Essentially, the FREAK vulnerability makes it so that presumed secure communications are much less secure, Bill Weinberg, senior director of Open Source Strategy with Black Duck Software, told SCMagazine.com in a Tuesday email correspondence.
“[The communications are] not plain-text, but [it's] crackable with readily available tech,” Weinberg said, going on to add that “once the shorter key is discovered through brute force decryption, the exploit enables a range of secondary attacks on both clients and servers.”
A list of Alexa Top 10,000 websites that are vulnerable has been included on the vulnerability disclosure website, and the write-up adds that vulnerable clients include Google and Apple devices. An Apple spokesperson told SCMagazine.com on Wednesday that a fix in iOS and OS X will be available in software updates next week.
According to a Google statement emailed to SCMagazine.com on Wednesday, “We encourage all websites to disable support for export certificates. Android's connections to most websites – which include Google sites, and others without export certificates – are not subject to this vulnerability. We have also developed a patch to protect Android's connection to sites that do expose export certs and that patch has been provided to partners.”
Weinberg noted how various browsers appear to be affected differently.
“Safari and most Android-native browsers are vulnerable, but Chrome is not,” Weinberg said. “These web clients all build on open source, but make use of different versions of OpenSSL and employ different web application tool kits.”

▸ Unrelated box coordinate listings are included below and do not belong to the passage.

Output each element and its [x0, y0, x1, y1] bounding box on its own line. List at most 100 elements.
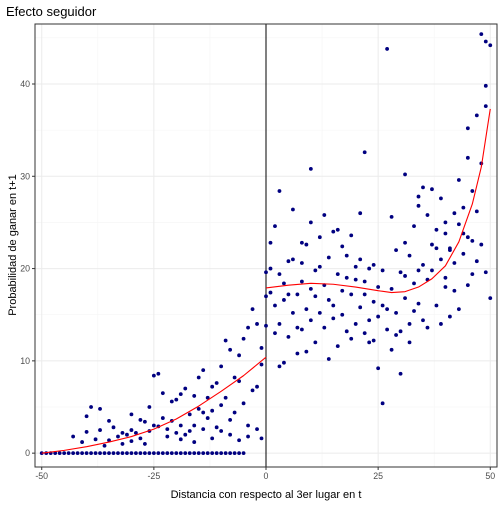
data-point [228, 347, 233, 352]
data-point [237, 438, 241, 443]
data-point [268, 240, 273, 245]
data-point [192, 451, 197, 456]
data-point [62, 451, 67, 456]
data-point [111, 425, 116, 430]
data-point [430, 187, 434, 192]
data-point [385, 307, 390, 312]
data-point [412, 281, 416, 286]
data-point [470, 272, 475, 277]
data-point [326, 255, 331, 260]
data-point [201, 410, 206, 415]
data-point [349, 336, 354, 341]
data-point [349, 233, 354, 238]
data-point [340, 312, 345, 317]
data-point [80, 440, 84, 444]
data-point [483, 83, 488, 88]
data-point [169, 451, 174, 456]
data-point [178, 451, 183, 456]
data-point [331, 316, 336, 321]
data-point [107, 418, 111, 423]
data-point [362, 150, 367, 155]
data-point [268, 290, 273, 295]
data-point [353, 277, 358, 282]
data-point [273, 224, 277, 229]
data-point [277, 272, 282, 277]
data-point [214, 425, 219, 430]
data-point [313, 294, 318, 299]
data-point [474, 259, 479, 264]
data-point [286, 334, 291, 339]
data-point [151, 373, 156, 378]
data-point [187, 429, 192, 433]
data-point [407, 322, 412, 326]
data-point [53, 451, 58, 456]
y-tick-label: 20 [20, 264, 30, 274]
data-point [448, 246, 452, 251]
data-point [89, 405, 93, 409]
data-point [129, 428, 134, 432]
data-point [304, 307, 309, 312]
data-point [183, 451, 188, 456]
data-point [308, 286, 313, 291]
data-point [120, 451, 125, 456]
data-point [358, 211, 363, 216]
data-point [80, 451, 84, 456]
data-point [210, 384, 215, 389]
data-point [407, 340, 412, 345]
data-point [412, 224, 416, 229]
data-point [223, 395, 228, 400]
data-point [237, 451, 241, 456]
fit-curve [41, 356, 267, 454]
data-point [98, 428, 102, 432]
data-point [205, 451, 210, 456]
x-tick-label: -25 [148, 471, 161, 481]
data-point [264, 323, 268, 328]
data-point [380, 303, 385, 308]
data-point [246, 423, 250, 428]
data-point [291, 310, 295, 315]
data-point [474, 113, 479, 118]
data-point [219, 429, 224, 433]
data-point [353, 322, 358, 326]
data-point [134, 451, 138, 456]
data-point [483, 270, 488, 275]
data-point [147, 451, 152, 456]
data-point [277, 364, 282, 369]
data-point [214, 381, 219, 385]
data-point [282, 281, 286, 286]
data-point [84, 430, 89, 434]
data-point [398, 329, 403, 334]
data-point [403, 274, 407, 278]
data-point [407, 253, 412, 258]
data-point [430, 268, 434, 273]
axes: -50 -25 0 25 50 0 10 20 30 40 [20, 23, 498, 481]
data-point [125, 432, 129, 437]
data-point [394, 333, 398, 337]
data-point [241, 401, 246, 406]
y-tick-label: 0 [25, 448, 30, 458]
data-point [344, 275, 349, 280]
data-point [389, 214, 394, 219]
data-point [295, 351, 300, 356]
data-point [192, 394, 197, 398]
data-point [434, 303, 439, 308]
data-point [273, 303, 277, 308]
data-point [434, 246, 439, 251]
data-point [125, 451, 129, 456]
x-tick-label: 50 [485, 471, 495, 481]
data-point [291, 207, 295, 212]
data-point [340, 244, 345, 249]
data-point [120, 442, 125, 446]
data-point [483, 39, 488, 44]
data-point [160, 416, 165, 420]
data-point [116, 434, 120, 439]
data-point [398, 270, 403, 275]
data-point [187, 451, 192, 456]
x-axis-label: Distancia con respecto al 3er lugar en t [171, 489, 362, 501]
data-point [452, 261, 457, 265]
data-point [142, 451, 147, 456]
data-point [291, 257, 295, 262]
data-point [448, 314, 452, 319]
data-point [201, 451, 206, 456]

Philip Lieberman, president of Lieberman Software, told SCMagazine.com in a Wednesday email correspondence that he considers the issue to be a low probability threat. He said that the attack is based on a series of conditions unlikely to affect most internet users.

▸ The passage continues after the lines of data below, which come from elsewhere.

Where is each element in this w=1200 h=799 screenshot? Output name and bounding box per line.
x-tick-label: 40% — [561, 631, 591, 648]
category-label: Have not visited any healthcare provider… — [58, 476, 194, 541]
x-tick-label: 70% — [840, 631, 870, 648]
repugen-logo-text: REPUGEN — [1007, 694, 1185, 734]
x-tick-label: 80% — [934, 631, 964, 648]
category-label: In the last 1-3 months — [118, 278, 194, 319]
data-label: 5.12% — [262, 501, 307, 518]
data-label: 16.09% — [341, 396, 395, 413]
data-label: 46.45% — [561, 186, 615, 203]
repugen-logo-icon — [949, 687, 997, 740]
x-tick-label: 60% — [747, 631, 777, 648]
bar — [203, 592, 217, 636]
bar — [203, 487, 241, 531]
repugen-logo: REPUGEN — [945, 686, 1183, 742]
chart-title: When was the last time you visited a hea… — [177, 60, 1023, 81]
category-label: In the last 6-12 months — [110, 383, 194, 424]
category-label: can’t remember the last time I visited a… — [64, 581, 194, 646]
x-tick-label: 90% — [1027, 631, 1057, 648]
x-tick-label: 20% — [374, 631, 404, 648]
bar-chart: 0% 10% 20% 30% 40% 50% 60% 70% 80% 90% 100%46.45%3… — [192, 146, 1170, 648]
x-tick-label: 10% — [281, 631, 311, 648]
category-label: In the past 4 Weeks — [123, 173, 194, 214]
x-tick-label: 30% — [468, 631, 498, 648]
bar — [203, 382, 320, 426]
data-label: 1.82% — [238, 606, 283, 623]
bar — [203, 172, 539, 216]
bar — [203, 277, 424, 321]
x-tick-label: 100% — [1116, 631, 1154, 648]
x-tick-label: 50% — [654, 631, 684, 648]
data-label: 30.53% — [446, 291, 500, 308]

TK Keanini, CTO of Lancope, told SCMagazine.com in a Wednesday email correspondence that he is a little more wary. He said that the vulnerability is not trivial to exploit, but he added that advanced threat actors have the capabilities to stage an attack.
“Users who need to be extra cautious here are ones who by design have an entity in the middle of their traffic,” Keanini said. “For example some nation states control Internet gateways in and out of their nation and because of this topological placement are in an optimal place to exploit everyday users.”
On the vulnerability disclosure website, web server operators are encouraged to disable support for export suites, including all known insecure ciphers, and to enable forward secrecy. Lieberman said that web servers should be upgraded to a more modern version of OpenSSL, and browsers should be updated to versions that disallow the use of “weak” encryption.
Weinberg went into the history of the FREAK vulnerability, which is more than a decade old.
“The origins of this vulnerability go back to the 1990s when the U.S. Government tried to place restrictions on the export of what it considered “weapons-grade” encryption,” Weinberg said. “The theory went that U.S. domestic communication could benefit from “strong”(er) 128-bit (and beyond) keys, but foreign communications needed to be accessible to U.S. intelligence and law enforcement, and so should not; thus, the strong encryption could not be exported legally and weaker “export-grade” encryption was born.”
He added, “Later, in the development of secure web communications, specifically in the Netscape browser, web client and host would negotiate the strongest encryption “allowed,” falling back to weaker “export” protocols as required, leaving a back door for monitoring. FREAK exploits this legacy behavior still present in between a quarter and third of all deployed web servers – a sad example of how forced backdoor can return to bite us in the backside.”
UPDATE: The FREAK vulnerability disclosure website was updated on March 5, and now states that the following browsers appear to be vulnerable: Internet Explorer, Chrome on Mac OS and Android, Safari on Mac OS and iOS, Blackberry Browser, and Opera on Mac OS and Linux.